Comment nous séparons-nous ? – Introduction

Le Café Psy du 06.10.16

13563451193_985ed3763c_bPeut-on aborder la séparation sans aborder la question du lien ?

Pour construire un lien profond et authentique, il est nécessaire d’accepter l’idée de le perdre. Autrement dit, vivre avec l’autre n’est possible que si l’on se sent capable de vivre « sans » l’autre.

Mais encore faut-il avoir en soi un sentiment d’identité suffisamment fort et autonome pour ne pas dépendre d’un regard extérieur.

On pourrait presque parler, dans le développement de l’enfant, d’une « éducation » à la séparation.

Premières séparations

La façon dont nous affrontons toute séparation est indissociable des épreuves traversées par le bébé dans sa relation avec sa mère. Ces premières séparations sont d’ailleurs aussi douloureuses qu’indispensables.

Mais si le bébé ne peut faire l’économie de la douleur, il peut être plus ou moins bien accompagné.

Tout d’abord, la séparation doit s’effectuer progressivement, au fil des mois, dans la première année de vie. D’abord fusionnels, les deux membres du couple mère-bébé doivent petit à petit s’autonomiser et trouver, ou retrouver, leur capacité à être seul. Nous disons bien les « deux » membres du couple. Car en effet, l’une des conditions d’une séparation réussie, c’est la capacité de la mère à se « sevrer » elle-même de la relation fusionnelle.
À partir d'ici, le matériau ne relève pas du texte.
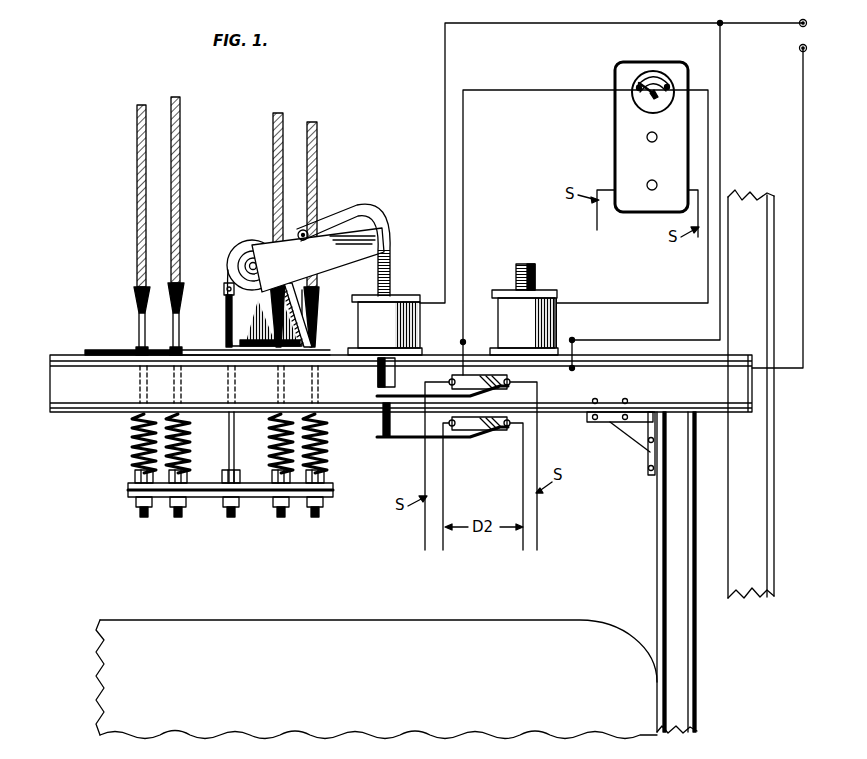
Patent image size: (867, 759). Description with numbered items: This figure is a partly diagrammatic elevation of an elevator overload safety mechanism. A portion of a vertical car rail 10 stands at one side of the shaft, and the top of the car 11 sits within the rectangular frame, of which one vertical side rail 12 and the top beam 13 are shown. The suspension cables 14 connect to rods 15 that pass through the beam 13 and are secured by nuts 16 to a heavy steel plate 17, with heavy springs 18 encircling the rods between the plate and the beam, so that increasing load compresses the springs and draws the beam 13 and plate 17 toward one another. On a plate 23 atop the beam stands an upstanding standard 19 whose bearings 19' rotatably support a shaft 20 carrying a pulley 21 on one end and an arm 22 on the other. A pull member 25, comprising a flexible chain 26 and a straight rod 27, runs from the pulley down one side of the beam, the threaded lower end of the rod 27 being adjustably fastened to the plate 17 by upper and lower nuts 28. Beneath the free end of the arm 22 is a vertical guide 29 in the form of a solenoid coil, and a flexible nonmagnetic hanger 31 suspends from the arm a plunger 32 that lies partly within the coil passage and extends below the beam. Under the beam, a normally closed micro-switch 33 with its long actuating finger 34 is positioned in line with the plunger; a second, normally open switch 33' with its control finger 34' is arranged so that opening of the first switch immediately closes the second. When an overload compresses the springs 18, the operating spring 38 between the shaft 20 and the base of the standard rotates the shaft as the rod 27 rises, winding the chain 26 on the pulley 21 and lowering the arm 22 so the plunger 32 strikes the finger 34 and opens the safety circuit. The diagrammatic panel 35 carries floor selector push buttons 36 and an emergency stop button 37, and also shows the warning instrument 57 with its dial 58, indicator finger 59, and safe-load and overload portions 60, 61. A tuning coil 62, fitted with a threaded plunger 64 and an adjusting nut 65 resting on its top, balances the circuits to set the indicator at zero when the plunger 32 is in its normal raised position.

The vertical car rail 10 is at (778, 505).
The top of the car 11 is at (365, 620).
The vertical side rail 12 is at (668, 583).
The top beam 13 is at (92, 400).
The suspension cables 14 is at (313, 124).
The rods 15 is at (172, 321).
The nuts 16 is at (133, 503).
The heavy steel plate 17 is at (302, 498).
The springs 18 is at (166, 447).
The standard 19 is at (299, 383).
The bearings 19' is at (249, 308).
The shaft 20 is at (253, 258).
The pulley 21 is at (228, 262).
The arm 22 is at (332, 258).
The plate 23 is at (97, 352).
The pull member 25 is at (223, 317).
The chain 26 is at (225, 290).
The rod 27 is at (229, 444).
The nuts 28 is at (218, 498).
The vertical guide 29 is at (385, 300).
The flexible hanger 31 is at (390, 263).
The plunger 32 is at (378, 371).
The switch 33 is at (479, 356).
The second switch 33' is at (479, 437).
The switch blade actuating finger 34 is at (442, 383).
The control finger 34' is at (442, 444).
The panel 35 is at (622, 76).
The push buttons 36 is at (646, 137).
The button 37 is at (645, 183).
The operating spring 38 is at (313, 312).
The instrument 57 is at (665, 68).
The dial 58 is at (636, 96).
The indicator finger 59 is at (641, 93).
The panel 60 is at (642, 72).
The panel 61 is at (670, 80).
The tuning coil 62 is at (557, 326).
The plunger 64 is at (536, 270).
The adjusting nut 65 is at (557, 293).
Lorsqu’un accident de la vie ou, justement, la fragilité de la mère viennent, soit précipiter l’éloignement, soit au contraire entraver le processus, l’épreuve de la séparation devient alors trop douloureuse, voire insurmontable pour l’enfant. C’est la construction même de son identité intérieure qui est alors fragilisée. L’équilibre est donc à trouver quelque part entre l’étouffement et l’isolement.

Dialogue intérieur

En tant qu’adulte, une partie très infantile de notre personnalité dialogue toujours avec notre mère interne. Et on pourrait dire que c’est la qualité de cette relation interne qui va définir notre rapport à la séparation.

Mais comment est il possible d’entretenir un lien de ce type à l’intérieur de soi ?

C’est en percevant la continuité de notre identité à travers le temps et les expériences que nous existons en tant que sujet. Et cette continuité de l’identité n’existe que si nous avons assuré la continuité d’un lien à l’intérieur de nous-même. Cela est vrai pour chacun de nos liens, mais le premier d’entre eux, celui qui nous a uni, bébé, à notre mère, est fondateur.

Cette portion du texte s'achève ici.